I have always either pulled or mattocked out the Buffel Grass, depending on its size. Sometimes a spade or hoe works well on smaller plants in dry soil. I’ve not adopted poisoning but I know some very keen Buffel Grass bashers who do an effective regular hunt for ferals in their patch with RoundUp spray packs on their backs.

When tackling a new field of established Buffel Grass I have a sturdy old Toyota HJ45 tray top to which I add galvanized iron ‘hungry sides’ so that I can pile, stomp and add more and more Buffel Grass until I have a ‘decent load’ ready for mulching or composting. It takes me in effect a full day of steady labour, generally spread over a few vigorous Buffeling sessions to get a load. Sometimes I’ve been lucky enough to have my sister Jenny help or I find a fellow traveller who shares some time with me clearing a patch and filling the tray. Hopefully they feel as good as I do about the experience. I’m confident it will stay memorable!

What to do with your Buffel Grass once removed? I have taken a few tons to the Alice Springs Community Garden as a major component of our new plots. Combined with cow manure, watered and covered with a layer of compost it composts down, virtually without any regrowth, while veggies grow above. I have also used it to mulch our fruit trees, piling it up 50 cm or more. Neighbours have simply heaped it up with very little subsequent regrowth. I’m not inclined to simply leave it where it’s been dug up as logically I’d expect a lot more new seedlings from leaving the seed heads on the soil.

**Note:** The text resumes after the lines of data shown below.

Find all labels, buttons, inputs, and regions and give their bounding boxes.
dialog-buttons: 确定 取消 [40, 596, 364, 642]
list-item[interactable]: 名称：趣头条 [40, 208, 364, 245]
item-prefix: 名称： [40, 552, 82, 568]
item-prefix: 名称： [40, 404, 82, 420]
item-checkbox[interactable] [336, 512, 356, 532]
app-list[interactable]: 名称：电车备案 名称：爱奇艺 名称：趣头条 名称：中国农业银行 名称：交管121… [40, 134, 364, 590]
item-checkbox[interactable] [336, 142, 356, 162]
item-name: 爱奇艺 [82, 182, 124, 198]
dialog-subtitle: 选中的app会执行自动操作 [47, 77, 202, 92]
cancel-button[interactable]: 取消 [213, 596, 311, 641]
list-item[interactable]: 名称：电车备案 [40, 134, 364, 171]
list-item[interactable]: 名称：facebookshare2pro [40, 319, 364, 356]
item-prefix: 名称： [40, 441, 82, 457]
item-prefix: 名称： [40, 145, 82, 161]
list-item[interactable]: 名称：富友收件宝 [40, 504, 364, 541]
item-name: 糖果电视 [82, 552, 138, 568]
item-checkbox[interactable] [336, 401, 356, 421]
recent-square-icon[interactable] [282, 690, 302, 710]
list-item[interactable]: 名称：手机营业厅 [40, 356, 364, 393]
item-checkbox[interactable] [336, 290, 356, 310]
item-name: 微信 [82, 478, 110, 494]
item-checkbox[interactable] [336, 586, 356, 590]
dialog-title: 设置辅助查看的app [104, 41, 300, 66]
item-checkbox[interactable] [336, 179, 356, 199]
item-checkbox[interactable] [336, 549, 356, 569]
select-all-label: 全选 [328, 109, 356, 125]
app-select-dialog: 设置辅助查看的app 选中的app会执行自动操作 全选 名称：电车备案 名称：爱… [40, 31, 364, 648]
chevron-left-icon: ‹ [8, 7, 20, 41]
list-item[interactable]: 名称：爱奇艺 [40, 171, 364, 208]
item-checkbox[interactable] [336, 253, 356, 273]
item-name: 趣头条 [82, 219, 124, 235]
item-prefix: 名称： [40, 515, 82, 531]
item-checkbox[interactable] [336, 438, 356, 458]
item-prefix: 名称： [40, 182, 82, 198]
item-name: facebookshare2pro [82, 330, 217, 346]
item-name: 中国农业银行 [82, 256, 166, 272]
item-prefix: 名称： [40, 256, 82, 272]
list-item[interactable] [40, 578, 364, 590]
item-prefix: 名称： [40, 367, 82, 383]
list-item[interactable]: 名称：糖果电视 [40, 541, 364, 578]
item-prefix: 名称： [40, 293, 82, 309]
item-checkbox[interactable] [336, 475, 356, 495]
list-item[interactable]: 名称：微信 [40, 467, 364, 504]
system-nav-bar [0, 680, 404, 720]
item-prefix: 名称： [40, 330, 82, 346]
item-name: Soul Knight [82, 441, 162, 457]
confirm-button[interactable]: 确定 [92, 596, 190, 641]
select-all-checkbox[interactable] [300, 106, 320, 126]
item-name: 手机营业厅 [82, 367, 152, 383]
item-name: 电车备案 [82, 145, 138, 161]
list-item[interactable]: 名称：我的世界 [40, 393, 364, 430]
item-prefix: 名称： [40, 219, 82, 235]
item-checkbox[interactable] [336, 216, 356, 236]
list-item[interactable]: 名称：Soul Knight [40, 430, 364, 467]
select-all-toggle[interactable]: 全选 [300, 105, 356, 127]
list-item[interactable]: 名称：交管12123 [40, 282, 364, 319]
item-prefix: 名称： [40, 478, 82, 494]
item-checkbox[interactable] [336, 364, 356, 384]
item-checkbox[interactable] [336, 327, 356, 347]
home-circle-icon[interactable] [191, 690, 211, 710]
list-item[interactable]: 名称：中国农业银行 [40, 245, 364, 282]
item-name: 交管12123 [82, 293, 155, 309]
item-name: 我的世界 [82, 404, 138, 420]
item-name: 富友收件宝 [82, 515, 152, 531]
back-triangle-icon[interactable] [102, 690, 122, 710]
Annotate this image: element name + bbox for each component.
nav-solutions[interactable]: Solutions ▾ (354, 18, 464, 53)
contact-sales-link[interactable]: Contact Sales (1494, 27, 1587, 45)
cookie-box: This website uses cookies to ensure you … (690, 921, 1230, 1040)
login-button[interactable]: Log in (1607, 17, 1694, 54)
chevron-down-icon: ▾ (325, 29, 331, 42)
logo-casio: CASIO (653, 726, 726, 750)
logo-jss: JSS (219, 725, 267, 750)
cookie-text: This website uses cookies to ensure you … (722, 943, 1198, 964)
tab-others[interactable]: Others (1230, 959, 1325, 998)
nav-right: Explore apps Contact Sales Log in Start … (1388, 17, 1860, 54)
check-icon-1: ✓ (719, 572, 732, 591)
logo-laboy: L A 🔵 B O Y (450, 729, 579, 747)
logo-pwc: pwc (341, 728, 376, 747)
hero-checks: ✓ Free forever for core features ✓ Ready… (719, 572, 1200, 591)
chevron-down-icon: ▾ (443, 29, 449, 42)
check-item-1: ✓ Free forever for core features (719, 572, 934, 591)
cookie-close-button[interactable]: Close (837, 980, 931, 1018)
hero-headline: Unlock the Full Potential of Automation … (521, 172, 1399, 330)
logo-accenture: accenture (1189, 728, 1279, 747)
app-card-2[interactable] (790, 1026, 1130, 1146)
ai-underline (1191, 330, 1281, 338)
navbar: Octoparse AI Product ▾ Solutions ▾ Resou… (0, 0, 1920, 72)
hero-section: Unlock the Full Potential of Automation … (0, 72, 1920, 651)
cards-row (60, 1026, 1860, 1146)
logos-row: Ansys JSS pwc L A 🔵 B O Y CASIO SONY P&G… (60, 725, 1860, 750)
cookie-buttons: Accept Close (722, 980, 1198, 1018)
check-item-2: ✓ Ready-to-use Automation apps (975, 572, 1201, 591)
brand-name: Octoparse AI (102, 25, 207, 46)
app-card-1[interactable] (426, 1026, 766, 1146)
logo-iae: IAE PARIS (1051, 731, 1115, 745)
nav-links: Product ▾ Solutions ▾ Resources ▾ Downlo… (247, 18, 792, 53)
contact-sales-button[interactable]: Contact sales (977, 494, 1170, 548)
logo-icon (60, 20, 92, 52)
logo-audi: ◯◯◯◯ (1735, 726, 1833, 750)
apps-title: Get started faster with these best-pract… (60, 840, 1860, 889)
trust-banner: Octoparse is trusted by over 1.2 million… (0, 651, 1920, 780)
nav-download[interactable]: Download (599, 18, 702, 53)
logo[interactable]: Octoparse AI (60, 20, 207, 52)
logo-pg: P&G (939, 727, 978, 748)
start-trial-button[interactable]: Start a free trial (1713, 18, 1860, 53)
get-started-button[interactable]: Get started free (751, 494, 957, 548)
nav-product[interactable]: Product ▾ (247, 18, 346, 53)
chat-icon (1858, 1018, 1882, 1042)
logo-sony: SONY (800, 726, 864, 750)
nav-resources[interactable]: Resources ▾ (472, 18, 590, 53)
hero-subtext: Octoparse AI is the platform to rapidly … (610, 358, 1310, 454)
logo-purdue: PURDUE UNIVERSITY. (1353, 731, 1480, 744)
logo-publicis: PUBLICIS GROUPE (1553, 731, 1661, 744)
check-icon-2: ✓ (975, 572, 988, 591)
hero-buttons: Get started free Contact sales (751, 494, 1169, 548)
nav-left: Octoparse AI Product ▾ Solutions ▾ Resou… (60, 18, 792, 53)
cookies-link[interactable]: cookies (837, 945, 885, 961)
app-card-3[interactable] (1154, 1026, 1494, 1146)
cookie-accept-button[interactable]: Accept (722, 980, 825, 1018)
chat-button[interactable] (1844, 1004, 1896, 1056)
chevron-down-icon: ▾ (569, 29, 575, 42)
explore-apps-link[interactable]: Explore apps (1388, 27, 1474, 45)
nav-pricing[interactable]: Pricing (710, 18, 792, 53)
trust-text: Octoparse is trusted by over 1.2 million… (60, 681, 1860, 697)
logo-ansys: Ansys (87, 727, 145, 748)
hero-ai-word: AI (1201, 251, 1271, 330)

To keep Buffel Grass from coming back there’s no alternative to eternal vigilance. I do a monthly feral hunt around our block and along Schaber Road verges where residents and I have cleared all the Buffel Grass. After the recent heavy rains we’ve had a heap of new seedlings come up. But if you can see it as a bit of friendly competition and rewarding exercise then there’s no problem with keeping on the job.

Every year it gets a bit easier, especially if you extend your Buffeling to include a few extra metres beyond your natural boundary. The only question for me then is whether or not to surrender to my keen desire to strike further into enemy country! Giving in and going further is generally met with appreciation from grateful neighbours, some of whom have been encouraged and strengthened to become more passionate Buffel-hounds themselves.

I’d be curious to learn if the new environment attracts more wildlife. Certainly, we have many birds and lizards on our property and a diversity of flora on our verges that we couldn’t have imagined on our arrival to Schaber Road twenty plus years ago.

Many happy outcomes from a rewarding addiction.

~ Bruce Simmons

Bruce Simmons with the Buffel Man

Bruce Simmons with the Buffel Man, a temporary art installation by Trevor Flinn at the Alice Springs Community Garden (Image credit: Trevor Flinn).

 

Buffel Grass can be used as mulch around the base of trees

Buffel Grass can be used as mulch around the base of trees.

 

Buffel Grass free verge Schaber Rd, Connellan

Buffel Grass has been successfully removed from the verge along Schaber Rd, Connellan.

 

Removal of Buffel encourages a host of native plants to regenerate

Removal of Buffel encourages a host of native plants to regenerate, including Erect Kerosene Grass (Aristida holathera), Woolly Oat Grass (Enneapogon polyphyllus) and Variable Daisy (Brachycome ciliaris).